# Waves, cracks, and nail pops in ceiling. Should I be concerned?



## joecaption (Nov 30, 2011)

Only the second picture is showing anything.
For sure anyone looking to turn a house is going to find the lowest bidder or do it there self.
Just looks like lack of enough screws or a really poor tape job.
To fix the old tape needs to be cut out and be redone.


----------



## SPS-1 (Oct 21, 2008)

Of course it could be your structure moving, but if you can see the joints in your bathroom and hall, then the guys who put in the drywall were not professionals. That is more likely the issue.

Some would also say that 5/8" (rather than 1/2") drywall is preferred for ceilings. (assuming joists are on no more that 16" centers)

..and are those nail pops or screw pops ?


----------



## joecaption (Nov 30, 2011)

I took a second look and agree.
If they cheaped out and used 1/2" instead of 5/8, nails instead of screws, someone used the attic for storage and there only 2 X 4 joist then this is the type of damage you can expect.


----------



## zolakk (Nov 28, 2012)

Thanks everyone for the input so far, I appreciate it.

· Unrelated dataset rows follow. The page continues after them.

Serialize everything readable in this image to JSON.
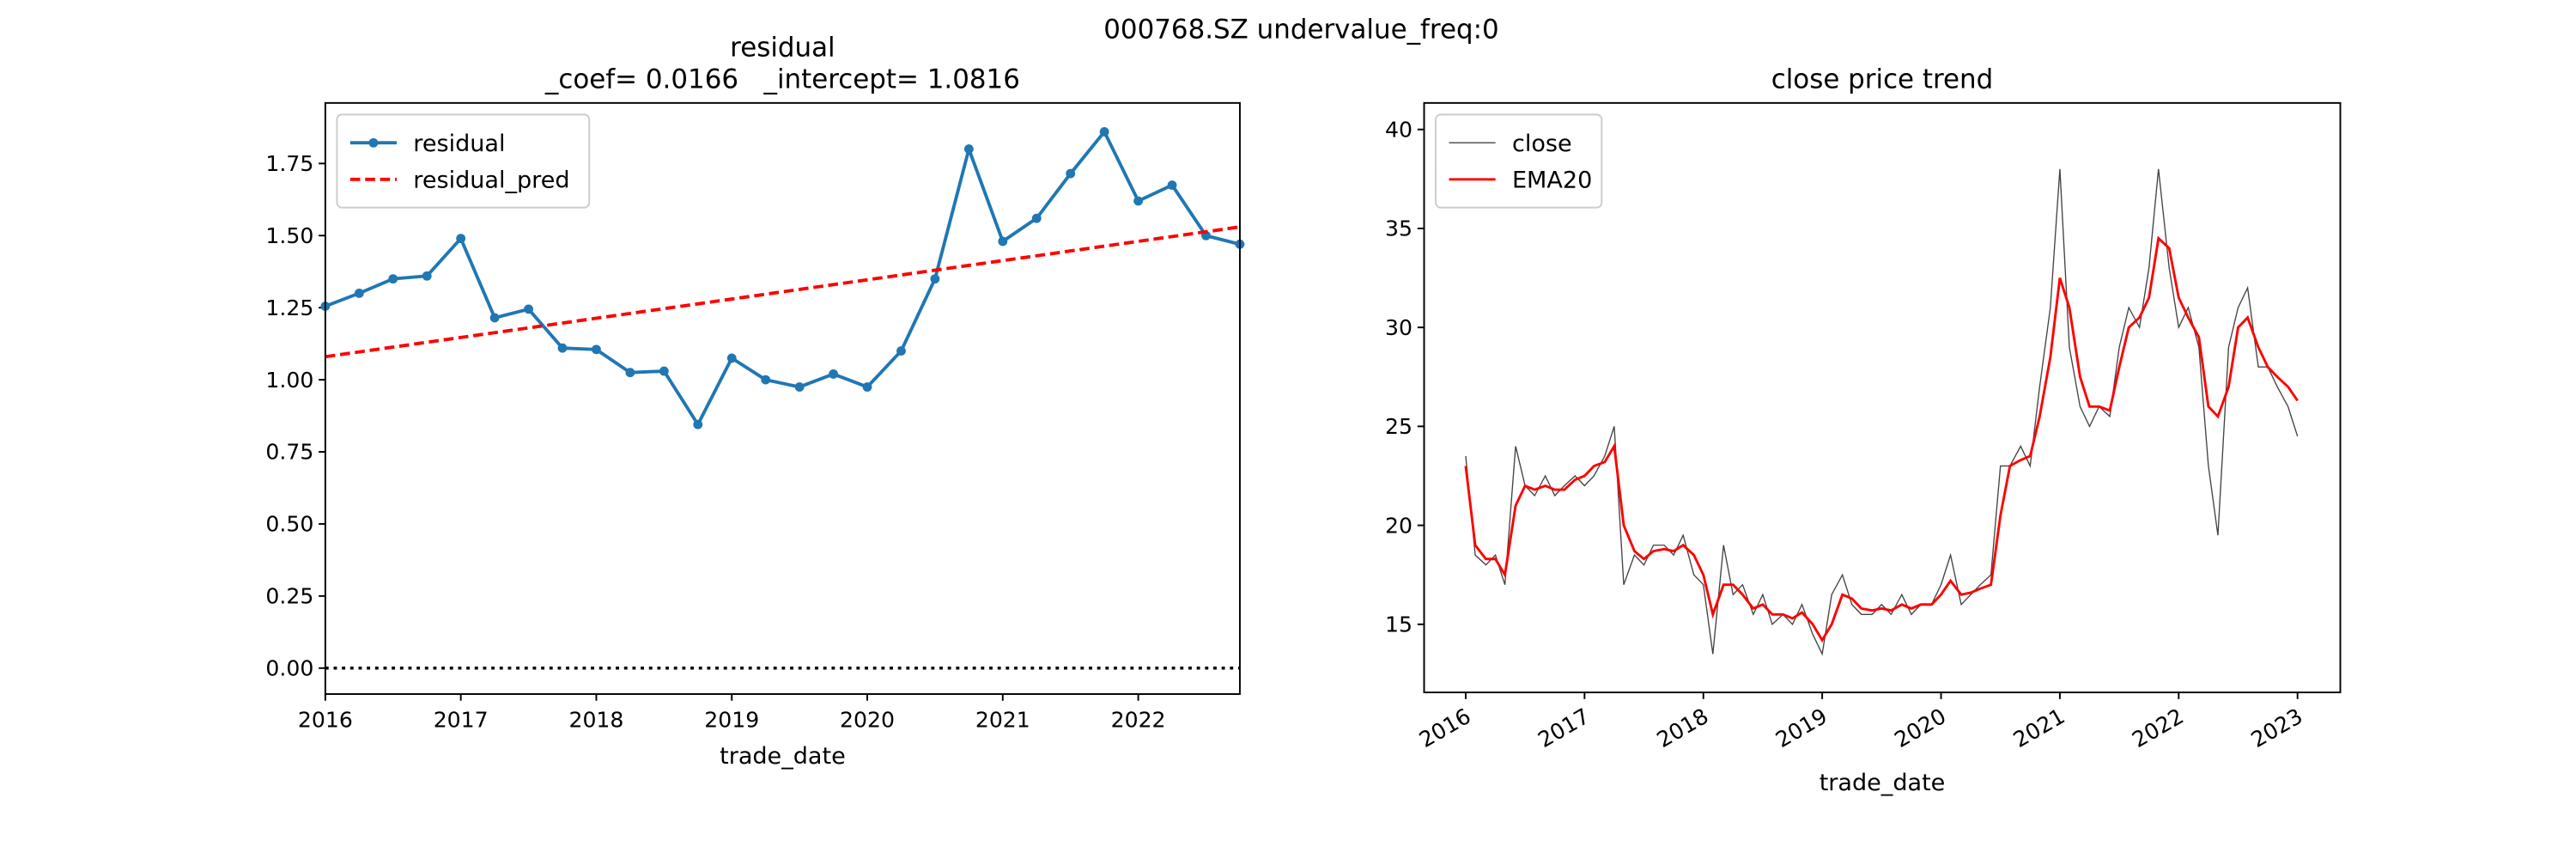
{
  "suptitle": "000768.SZ undervalue_freq:0",
  "chart_data": [
    {
      "type": "line",
      "title": "residual",
      "subtitle": "_coef= 0.0166   _intercept= 1.0816",
      "xlabel": "trade_date",
      "xlim": [
        2016,
        2022.75
      ],
      "xticks": [
        2016,
        2017,
        2018,
        2019,
        2020,
        2021,
        2022
      ],
      "ylim": [
        -0.09,
        1.96
      ],
      "yticks": [
        {
          "value": 0,
          "label": "0.00"
        },
        {
          "value": 0.25,
          "label": "0.25"
        },
        {
          "value": 0.5,
          "label": "0.50"
        },
        {
          "value": 0.75,
          "label": "0.75"
        },
        {
          "value": 1,
          "label": "1.00"
        },
        {
          "value": 1.25,
          "label": "1.25"
        },
        {
          "value": 1.5,
          "label": "1.50"
        },
        {
          "value": 1.75,
          "label": "1.75"
        }
      ],
      "hline": 0,
      "legend": "upper left",
      "xtick_rotation": 0,
      "series": [
        {
          "name": "residual",
          "color": "#1f77b4",
          "marker": true,
          "dash": "solid",
          "width": 2,
          "x": [
            2016,
            2016.25,
            2016.5,
            2016.75,
            2017,
            2017.25,
            2017.5,
            2017.75,
            2018,
            2018.25,
            2018.5,
            2018.75,
            2019,
            2019.25,
            2019.5,
            2019.75,
            2020,
            2020.25,
            2020.5,
            2020.75,
            2021,
            2021.25,
            2021.5,
            2021.75,
            2022,
            2022.25,
            2022.5,
            2022.75
          ],
          "values": [
            1.255,
            1.3,
            1.35,
            1.36,
            1.49,
            1.215,
            1.245,
            1.11,
            1.105,
            1.025,
            1.03,
            0.845,
            1.075,
            1.0,
            0.975,
            1.02,
            0.975,
            1.1,
            1.35,
            1.8,
            1.48,
            1.56,
            1.715,
            1.86,
            1.62,
            1.675,
            1.5,
            1.47
          ]
        },
        {
          "name": "residual_pred",
          "color": "#ff0000",
          "marker": false,
          "dash": "dashed",
          "width": 2,
          "x": [
            2016,
            2022.75
          ],
          "values": [
            1.08,
            1.53
          ]
        }
      ]
    },
    {
      "type": "line",
      "title": "close price trend",
      "xlabel": "trade_date",
      "xlim": [
        2015.65,
        2023.36
      ],
      "xticks": [
        2016,
        2017,
        2018,
        2019,
        2020,
        2021,
        2022,
        2023
      ],
      "ylim": [
        11.56,
        41.34
      ],
      "yticks": [
        15,
        20,
        25,
        30,
        35,
        40
      ],
      "legend": "upper left",
      "xtick_rotation": 30,
      "series": [
        {
          "name": "close",
          "color": "#444444",
          "marker": false,
          "dash": "solid",
          "width": 0.7,
          "x": [
            2016,
            2016.08,
            2016.17,
            2016.25,
            2016.33,
            2016.42,
            2016.5,
            2016.58,
            2016.67,
            2016.75,
            2016.83,
            2016.92,
            2017,
            2017.08,
            2017.17,
            2017.25,
            2017.33,
            2017.42,
            2017.5,
            2017.58,
            2017.67,
            2017.75,
            2017.83,
            2017.92,
            2018,
            2018.08,
            2018.17,
            2018.25,
            2018.33,
            2018.42,
            2018.5,
            2018.58,
            2018.67,
            2018.75,
            2018.83,
            2018.92,
            2019,
            2019.08,
            2019.17,
            2019.25,
            2019.33,
            2019.42,
            2019.5,
            2019.58,
            2019.67,
            2019.75,
            2019.83,
            2019.92,
            2020,
            2020.08,
            2020.17,
            2020.25,
            2020.33,
            2020.42,
            2020.5,
            2020.58,
            2020.67,
            2020.75,
            2020.83,
            2020.92,
            2021,
            2021.08,
            2021.17,
            2021.25,
            2021.33,
            2021.42,
            2021.5,
            2021.58,
            2021.67,
            2021.75,
            2021.83,
            2021.92,
            2022,
            2022.08,
            2022.17,
            2022.25,
            2022.33,
            2022.42,
            2022.5,
            2022.58,
            2022.67,
            2022.75,
            2022.83,
            2022.92,
            2023
          ],
          "values": [
            23.5,
            18.5,
            18,
            18.5,
            17,
            24,
            22,
            21.5,
            22.5,
            21.5,
            22,
            22.5,
            22,
            22.5,
            23.5,
            25,
            17,
            18.5,
            18,
            19,
            19,
            18.5,
            19.5,
            17.5,
            17,
            13.5,
            19,
            16.5,
            17,
            15.5,
            16.5,
            15,
            15.5,
            15,
            16,
            14.5,
            13.5,
            16.5,
            17.5,
            16,
            15.5,
            15.5,
            16,
            15.5,
            16.5,
            15.5,
            16,
            16,
            17,
            18.5,
            16,
            16.5,
            17,
            17.5,
            23,
            23,
            24,
            23,
            27,
            31,
            38,
            29,
            26,
            25,
            26,
            25.5,
            29,
            31,
            30,
            33,
            38,
            33,
            30,
            31,
            29,
            23,
            19.5,
            29,
            31,
            32,
            28,
            28,
            27,
            26,
            24.5
          ]
        },
        {
          "name": "EMA20",
          "color": "#ff0000",
          "marker": false,
          "dash": "solid",
          "width": 1.5,
          "x": [
            2016,
            2016.08,
            2016.17,
            2016.25,
            2016.33,
            2016.42,
            2016.5,
            2016.58,
            2016.67,
            2016.75,
            2016.83,
            2016.92,
            2017,
            2017.08,
            2017.17,
            2017.25,
            2017.33,
            2017.42,
            2017.5,
            2017.58,
            2017.67,
            2017.75,
            2017.83,
            2017.92,
            2018,
            2018.08,
            2018.17,
            2018.25,
            2018.33,
            2018.42,
            2018.5,
            2018.58,
            2018.67,
            2018.75,
            2018.83,
            2018.92,
            2019,
            2019.08,
            2019.17,
            2019.25,
            2019.33,
            2019.42,
            2019.5,
            2019.58,
            2019.67,
            2019.75,
            2019.83,
            2019.92,
            2020,
            2020.08,
            2020.17,
            2020.25,
            2020.33,
            2020.42,
            2020.5,
            2020.58,
            2020.67,
            2020.75,
            2020.83,
            2020.92,
            2021,
            2021.08,
            2021.17,
            2021.25,
            2021.33,
            2021.42,
            2021.5,
            2021.58,
            2021.67,
            2021.75,
            2021.83,
            2021.92,
            2022,
            2022.08,
            2022.17,
            2022.25,
            2022.33,
            2022.42,
            2022.5,
            2022.58,
            2022.67,
            2022.75,
            2022.83,
            2022.92,
            2023
          ],
          "values": [
            23,
            19,
            18.3,
            18.3,
            17.5,
            21,
            22,
            21.8,
            22,
            21.8,
            21.8,
            22.3,
            22.5,
            23,
            23.2,
            24,
            20,
            18.7,
            18.3,
            18.7,
            18.8,
            18.7,
            19,
            18.5,
            17.5,
            15.5,
            17,
            17,
            16.5,
            15.8,
            16,
            15.5,
            15.5,
            15.3,
            15.6,
            15,
            14.2,
            15,
            16.5,
            16.3,
            15.8,
            15.7,
            15.8,
            15.7,
            16,
            15.8,
            16,
            16,
            16.5,
            17.2,
            16.5,
            16.6,
            16.8,
            17,
            20.5,
            23,
            23.3,
            23.5,
            25.5,
            28.5,
            32.5,
            31,
            27.5,
            26,
            26,
            25.8,
            28,
            30,
            30.5,
            31.5,
            34.5,
            34,
            31.5,
            30.5,
            29.5,
            26,
            25.5,
            27,
            30,
            30.5,
            29,
            28,
            27.5,
            27,
            26.3
          ]
        }
      ]
    }
  ]
}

So it sounds far more likely to be poor work vs a structural problem and I don't see any cracks on any of the exterior walls on the inside or stucco on the outside. As far the the first and third pic not showing anything, I circled the trouble spots for clarification, the "waves" seem to follow the trusses and are at regular intervals (20ish inches apart eyballed) across the rooms where it is showing and i've noticed them for a while, the cracks i've just recently noticed. I noticed a crack last night along the bottom "wave" i've circled too and I wouldn't be surprised to find a seam there. I believe they used nails, I don't have a ladder tall enough to get to the ones in the picture (it's an 18' vaulted ceiling) but I found a pop nearer to the floor and it is definitely a nail.


----------